From time to time, either the political class or the media, turn their attention to cram-schools such as those in Kota, pointing to either how this gives the well-off who can afford them an unfair advantage or how the intense pressure is causing suicide rates to go up
By: The Financial Express | New Delhi | November 27, 2015 6:15 PM
From time to time, either the political class or the media, turn their attention to cram-schools such as those in Kota, pointing to either how this gives the well-off who can afford them an unfair advantage or how the intense pressure is causing suicide rates to go up – The Indian Express has a series on the suicides in Kota coaching centres. In fact, when the UPA was in power, it even changed the pattern of entrance examinations to the IITs to limit the influence of what it called the Kota menace.
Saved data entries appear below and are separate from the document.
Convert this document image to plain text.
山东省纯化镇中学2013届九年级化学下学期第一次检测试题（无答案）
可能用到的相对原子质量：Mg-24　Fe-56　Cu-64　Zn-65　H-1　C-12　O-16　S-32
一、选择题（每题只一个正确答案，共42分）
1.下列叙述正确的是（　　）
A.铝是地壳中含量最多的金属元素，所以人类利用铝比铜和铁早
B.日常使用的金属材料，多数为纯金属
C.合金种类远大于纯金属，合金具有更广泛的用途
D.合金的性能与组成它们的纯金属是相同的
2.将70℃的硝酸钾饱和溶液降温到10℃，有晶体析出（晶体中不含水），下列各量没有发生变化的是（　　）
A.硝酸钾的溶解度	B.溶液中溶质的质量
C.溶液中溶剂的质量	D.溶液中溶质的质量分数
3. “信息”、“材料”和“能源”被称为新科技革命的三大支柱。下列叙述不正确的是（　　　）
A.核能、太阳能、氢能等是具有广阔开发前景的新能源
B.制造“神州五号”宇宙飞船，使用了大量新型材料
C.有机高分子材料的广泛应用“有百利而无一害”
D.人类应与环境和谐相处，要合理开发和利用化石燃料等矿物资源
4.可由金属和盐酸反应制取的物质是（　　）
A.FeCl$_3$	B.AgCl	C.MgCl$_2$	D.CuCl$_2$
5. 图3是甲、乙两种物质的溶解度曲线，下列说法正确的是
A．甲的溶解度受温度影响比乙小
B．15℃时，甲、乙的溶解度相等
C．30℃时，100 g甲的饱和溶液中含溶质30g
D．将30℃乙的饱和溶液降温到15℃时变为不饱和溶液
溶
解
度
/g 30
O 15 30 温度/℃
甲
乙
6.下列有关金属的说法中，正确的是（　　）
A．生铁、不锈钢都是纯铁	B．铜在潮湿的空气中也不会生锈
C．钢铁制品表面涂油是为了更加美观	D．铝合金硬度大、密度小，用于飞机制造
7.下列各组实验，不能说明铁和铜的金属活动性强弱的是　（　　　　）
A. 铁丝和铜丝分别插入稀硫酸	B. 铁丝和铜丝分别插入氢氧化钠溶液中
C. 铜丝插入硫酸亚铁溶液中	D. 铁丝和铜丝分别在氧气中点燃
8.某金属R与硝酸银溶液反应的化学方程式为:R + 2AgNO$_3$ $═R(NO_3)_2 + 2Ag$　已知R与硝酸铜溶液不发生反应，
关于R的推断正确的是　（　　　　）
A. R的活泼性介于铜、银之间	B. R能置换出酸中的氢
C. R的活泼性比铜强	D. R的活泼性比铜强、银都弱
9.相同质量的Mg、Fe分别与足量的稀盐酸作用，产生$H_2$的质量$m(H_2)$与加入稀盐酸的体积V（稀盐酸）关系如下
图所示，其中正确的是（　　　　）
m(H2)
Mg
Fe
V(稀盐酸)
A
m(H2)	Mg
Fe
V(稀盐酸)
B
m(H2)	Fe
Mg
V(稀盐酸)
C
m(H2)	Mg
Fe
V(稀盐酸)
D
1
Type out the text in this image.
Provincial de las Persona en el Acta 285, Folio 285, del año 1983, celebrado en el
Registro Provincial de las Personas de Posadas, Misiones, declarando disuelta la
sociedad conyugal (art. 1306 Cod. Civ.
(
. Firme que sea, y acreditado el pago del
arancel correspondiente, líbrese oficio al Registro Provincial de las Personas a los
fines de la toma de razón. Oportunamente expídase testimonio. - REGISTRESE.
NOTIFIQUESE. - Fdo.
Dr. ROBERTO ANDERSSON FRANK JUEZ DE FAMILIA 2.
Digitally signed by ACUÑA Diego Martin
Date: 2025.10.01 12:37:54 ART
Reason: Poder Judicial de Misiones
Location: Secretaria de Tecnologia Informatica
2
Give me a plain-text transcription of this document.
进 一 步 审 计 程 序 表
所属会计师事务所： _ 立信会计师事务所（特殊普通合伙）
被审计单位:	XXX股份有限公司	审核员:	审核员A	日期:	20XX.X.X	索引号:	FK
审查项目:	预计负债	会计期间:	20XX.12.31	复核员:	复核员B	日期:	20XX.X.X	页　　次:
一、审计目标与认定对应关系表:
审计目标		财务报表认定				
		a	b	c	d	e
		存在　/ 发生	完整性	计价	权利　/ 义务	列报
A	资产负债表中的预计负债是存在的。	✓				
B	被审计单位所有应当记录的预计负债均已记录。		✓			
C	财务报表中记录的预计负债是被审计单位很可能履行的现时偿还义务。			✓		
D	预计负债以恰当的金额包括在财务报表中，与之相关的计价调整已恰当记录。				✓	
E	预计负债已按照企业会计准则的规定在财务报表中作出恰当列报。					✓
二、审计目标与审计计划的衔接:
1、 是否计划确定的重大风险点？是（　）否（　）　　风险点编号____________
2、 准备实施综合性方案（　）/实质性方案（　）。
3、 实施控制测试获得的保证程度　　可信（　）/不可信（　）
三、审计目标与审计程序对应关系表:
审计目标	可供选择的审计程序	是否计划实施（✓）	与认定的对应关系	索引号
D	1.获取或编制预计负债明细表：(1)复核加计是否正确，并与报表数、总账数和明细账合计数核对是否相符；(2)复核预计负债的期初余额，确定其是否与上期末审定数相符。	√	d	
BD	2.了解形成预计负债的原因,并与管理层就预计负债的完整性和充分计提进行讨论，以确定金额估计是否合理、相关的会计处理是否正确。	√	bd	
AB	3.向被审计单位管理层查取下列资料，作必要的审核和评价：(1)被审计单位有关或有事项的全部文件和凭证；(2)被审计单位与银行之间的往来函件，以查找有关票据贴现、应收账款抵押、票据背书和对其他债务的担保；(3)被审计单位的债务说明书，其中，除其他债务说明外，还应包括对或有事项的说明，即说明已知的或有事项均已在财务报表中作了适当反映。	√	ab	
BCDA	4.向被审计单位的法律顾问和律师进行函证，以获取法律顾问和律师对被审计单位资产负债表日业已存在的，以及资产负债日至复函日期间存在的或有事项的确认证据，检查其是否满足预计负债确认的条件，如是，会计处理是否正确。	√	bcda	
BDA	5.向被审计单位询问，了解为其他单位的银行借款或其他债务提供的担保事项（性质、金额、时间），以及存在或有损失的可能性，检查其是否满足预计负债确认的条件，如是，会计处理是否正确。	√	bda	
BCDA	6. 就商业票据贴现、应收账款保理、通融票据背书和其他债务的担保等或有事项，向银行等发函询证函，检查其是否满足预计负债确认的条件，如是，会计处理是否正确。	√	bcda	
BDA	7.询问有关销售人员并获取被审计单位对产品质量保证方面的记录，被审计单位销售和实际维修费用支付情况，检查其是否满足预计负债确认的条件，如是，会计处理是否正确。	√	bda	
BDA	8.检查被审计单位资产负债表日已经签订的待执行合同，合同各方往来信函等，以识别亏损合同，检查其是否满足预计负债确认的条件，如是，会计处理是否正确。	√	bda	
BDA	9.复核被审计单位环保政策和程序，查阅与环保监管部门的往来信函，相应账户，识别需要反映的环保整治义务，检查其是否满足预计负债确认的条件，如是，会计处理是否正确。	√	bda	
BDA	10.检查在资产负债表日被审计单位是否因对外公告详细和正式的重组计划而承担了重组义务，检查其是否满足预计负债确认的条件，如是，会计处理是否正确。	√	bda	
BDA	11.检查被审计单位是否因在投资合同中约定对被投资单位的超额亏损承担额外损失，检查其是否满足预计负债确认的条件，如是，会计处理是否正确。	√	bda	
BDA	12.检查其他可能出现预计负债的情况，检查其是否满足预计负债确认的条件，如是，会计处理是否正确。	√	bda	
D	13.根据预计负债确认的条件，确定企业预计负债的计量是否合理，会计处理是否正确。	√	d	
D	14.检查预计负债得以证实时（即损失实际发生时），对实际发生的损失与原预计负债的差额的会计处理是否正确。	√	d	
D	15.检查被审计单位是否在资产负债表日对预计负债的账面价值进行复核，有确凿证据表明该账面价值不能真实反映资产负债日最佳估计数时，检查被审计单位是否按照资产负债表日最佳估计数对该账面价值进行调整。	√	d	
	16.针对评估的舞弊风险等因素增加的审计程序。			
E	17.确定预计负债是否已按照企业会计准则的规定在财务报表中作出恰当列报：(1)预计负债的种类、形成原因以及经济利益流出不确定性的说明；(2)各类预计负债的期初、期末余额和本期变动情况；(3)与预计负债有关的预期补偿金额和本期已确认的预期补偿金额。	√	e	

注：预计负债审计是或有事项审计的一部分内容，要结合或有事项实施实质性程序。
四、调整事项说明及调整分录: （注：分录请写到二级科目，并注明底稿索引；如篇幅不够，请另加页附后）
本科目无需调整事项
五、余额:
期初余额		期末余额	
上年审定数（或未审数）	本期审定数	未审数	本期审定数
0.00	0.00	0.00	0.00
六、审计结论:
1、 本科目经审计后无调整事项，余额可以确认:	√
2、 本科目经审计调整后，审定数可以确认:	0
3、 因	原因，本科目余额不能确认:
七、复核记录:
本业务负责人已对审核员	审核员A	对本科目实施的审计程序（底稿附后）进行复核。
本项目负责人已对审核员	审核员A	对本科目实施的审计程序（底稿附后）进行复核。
No one who has been to these coaching centres can come back not horrified by the pressure cooker-like conditions in which children who have been sent here to study by their parents live in, or by the standards of what passes for teaching.
That, however, is missing the point. Whether you have or do not have Kota-style cram-schools – and this applies not just to the IIT entrance exams, it applies to the IAS examinations and countless others – if 1.5 million people are going to compete for just 10,000 seats, the pressure is going to be intense; indeed, if you look at the number of seats offered in the more prestigious IITs, the ratio gets far worse.
Changing the pattern of the entrance examinations will not help as long as the ratios of success and failure remain what they are today. There is a proposal to have an aptitude test to see who qualifies to appear for the entrance examination – this will be applicable from 2017 – but that only brings in an intermediate make-or-break layer of tension; and who’s to say the enterprising coaching industry in Kota won’t figure out a way to start preparing students for the aptitude tests?
The crux of the problem is a publicly-funded – and regulated – school and college system which has simply failed to deliver the goods. When students can’t read basic texts or do simple mathematics while in school, you would think the emphasis would be to fix this, to get better teachers and better pedagogy.
Instead, for decades, and getting worse with each passing one, teachers are selected on the basis of their caste, not their ability to teach – and students get a better shot if they belong to a certain caste, not just on the basis of their marks.
If this is the state of government-run education, the rules are so stifling for private providers of education, very few institutions of repute come up — not surprisingly then, a large proportion of students who pass out of most schools and colleges either don’t get jobs or are unable to hold them down and get promoted.
The quota, not Kota, will be the reason why India will fail to break into the rank of first-world nations.